Ramiro Herrera, el "Puma" que nació en Comodoro y jugó un Mundial

El "Cumpa" hizo historia a los 26 años al quedar en el XV ideal de la Copa del Mundo de rugby. Una lesión en su rodilla izquierda casi lo margina de la competencia internacional, pero llegó en óptimas condiciones y fue titular en los encuentros frente a Tonga, Irlanda y Australia.

En El Trébol, donde está la cancha de Chenque RC, aprendió a tacklear y en las distintas canchas de tierra comenzó a 'pelarse' las piernas. Por eso sorprendió a propios y extraños cuando comenzó a jugar en Hindú Club de Buenos Aires, allá por 2008, y se tiraba con alegría a tacklear rivales en el verde césped.
Era un placer para Ramiro "Cumpa" Herrera jugar al rugby en esas condiciones luego de practicarlo en Comodoro Rivadavia, donde defendió la camiseta de Chenque RC.
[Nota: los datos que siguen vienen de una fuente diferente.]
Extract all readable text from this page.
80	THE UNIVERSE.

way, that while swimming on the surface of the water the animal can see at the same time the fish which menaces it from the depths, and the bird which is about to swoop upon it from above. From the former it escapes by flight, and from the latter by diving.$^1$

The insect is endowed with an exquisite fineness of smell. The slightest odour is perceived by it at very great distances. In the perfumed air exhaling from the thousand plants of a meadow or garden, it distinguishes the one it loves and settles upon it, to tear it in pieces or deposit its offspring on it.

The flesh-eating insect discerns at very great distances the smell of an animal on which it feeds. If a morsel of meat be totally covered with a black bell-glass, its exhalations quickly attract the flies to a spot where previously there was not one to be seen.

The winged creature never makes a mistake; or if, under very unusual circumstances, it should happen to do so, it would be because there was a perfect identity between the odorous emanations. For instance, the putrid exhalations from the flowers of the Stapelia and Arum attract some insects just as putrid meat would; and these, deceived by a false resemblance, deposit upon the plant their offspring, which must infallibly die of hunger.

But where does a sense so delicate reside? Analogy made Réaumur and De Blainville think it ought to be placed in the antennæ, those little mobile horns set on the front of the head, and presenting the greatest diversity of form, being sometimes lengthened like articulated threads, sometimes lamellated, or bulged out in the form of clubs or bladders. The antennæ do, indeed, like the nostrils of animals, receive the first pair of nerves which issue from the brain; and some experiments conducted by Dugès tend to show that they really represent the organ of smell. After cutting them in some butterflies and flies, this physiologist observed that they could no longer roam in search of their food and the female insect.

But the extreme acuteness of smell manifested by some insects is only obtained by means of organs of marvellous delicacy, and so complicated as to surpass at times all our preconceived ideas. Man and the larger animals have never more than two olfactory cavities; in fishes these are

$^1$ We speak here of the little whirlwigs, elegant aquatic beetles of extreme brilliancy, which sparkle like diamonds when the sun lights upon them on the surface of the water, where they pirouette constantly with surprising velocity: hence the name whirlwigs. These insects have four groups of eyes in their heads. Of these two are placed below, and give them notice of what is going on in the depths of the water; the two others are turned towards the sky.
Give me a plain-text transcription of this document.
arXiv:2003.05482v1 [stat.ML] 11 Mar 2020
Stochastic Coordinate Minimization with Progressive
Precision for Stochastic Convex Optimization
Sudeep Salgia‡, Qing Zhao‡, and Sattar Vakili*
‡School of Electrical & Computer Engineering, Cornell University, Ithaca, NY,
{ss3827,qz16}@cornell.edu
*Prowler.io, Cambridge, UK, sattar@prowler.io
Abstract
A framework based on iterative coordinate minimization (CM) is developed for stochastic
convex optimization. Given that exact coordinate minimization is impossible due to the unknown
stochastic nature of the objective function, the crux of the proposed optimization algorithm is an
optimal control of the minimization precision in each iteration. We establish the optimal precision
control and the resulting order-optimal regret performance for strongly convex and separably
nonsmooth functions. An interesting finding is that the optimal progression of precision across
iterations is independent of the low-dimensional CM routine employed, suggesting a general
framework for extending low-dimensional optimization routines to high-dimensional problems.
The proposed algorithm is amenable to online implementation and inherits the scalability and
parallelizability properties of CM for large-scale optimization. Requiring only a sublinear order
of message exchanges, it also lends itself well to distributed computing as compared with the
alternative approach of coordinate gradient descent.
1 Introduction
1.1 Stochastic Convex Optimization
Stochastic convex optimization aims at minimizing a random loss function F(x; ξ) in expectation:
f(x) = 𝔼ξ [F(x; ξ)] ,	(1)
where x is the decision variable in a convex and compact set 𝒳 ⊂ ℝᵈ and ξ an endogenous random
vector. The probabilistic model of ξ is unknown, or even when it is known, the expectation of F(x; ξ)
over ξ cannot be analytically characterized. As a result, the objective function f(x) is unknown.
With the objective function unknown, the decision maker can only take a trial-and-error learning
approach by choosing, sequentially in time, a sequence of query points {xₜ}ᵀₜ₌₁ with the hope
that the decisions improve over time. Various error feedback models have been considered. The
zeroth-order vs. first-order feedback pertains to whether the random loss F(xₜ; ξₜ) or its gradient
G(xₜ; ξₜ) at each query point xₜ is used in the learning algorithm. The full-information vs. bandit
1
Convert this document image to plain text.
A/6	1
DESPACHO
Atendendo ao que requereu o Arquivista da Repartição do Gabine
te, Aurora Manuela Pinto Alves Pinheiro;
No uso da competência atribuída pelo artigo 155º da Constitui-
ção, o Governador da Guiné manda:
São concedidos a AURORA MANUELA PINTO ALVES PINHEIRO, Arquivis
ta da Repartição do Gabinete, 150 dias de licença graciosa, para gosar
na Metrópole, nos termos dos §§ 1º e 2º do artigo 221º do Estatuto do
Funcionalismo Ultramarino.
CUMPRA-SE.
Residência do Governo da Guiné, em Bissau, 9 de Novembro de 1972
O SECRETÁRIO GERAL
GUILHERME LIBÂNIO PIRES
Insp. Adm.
La garra innata y el esfuerzo en cada entrenamiento, hicieron la diferencia para destacarse y ganarse un lugar. En el rugby bonaerense jugó como segunda línea y pasó a jugar de pilar por sugerencia de sus entrenadores. En 2012 hizo su presentación con los Jaguares y al año siguiente fue convocado para jugar con los ICBC Pampas XV.
Sin dudas, 2014 fue el año donde pegó un salto importante su carrera deportiva, ya que en abril se fue a jugar al Castres francés y tuvo su debut con Los Pumas, en los dos encuentros ante Irlanda y en su primer Personal Rugby Championship jugó todos los partidos, cinco de ellos como titular.
El jugador surgido en el club comodorense supo ganarse un lugar y la confianza del entrenador de Los Pumas, Daniel Hourcade, para estar en la lista definitiva que viajó a Inglaterra para jugar la octava edición de la Copa Mundial de Rugby, aunque una lesión casi le hace trizas el sueño de defender la celeste y blanca. Una lesión en los meniscos de la rodilla izquierda lo tuvo a maltraer en las semanas previas al viaje cuando se lesionó durante una práctica.
No comenzó de titular en la Copa del Mundo, pero fiel a su estilo se ganó su lugar, y de ahí en más el entrenador le dio la oportunidad de jugar desde el arranque.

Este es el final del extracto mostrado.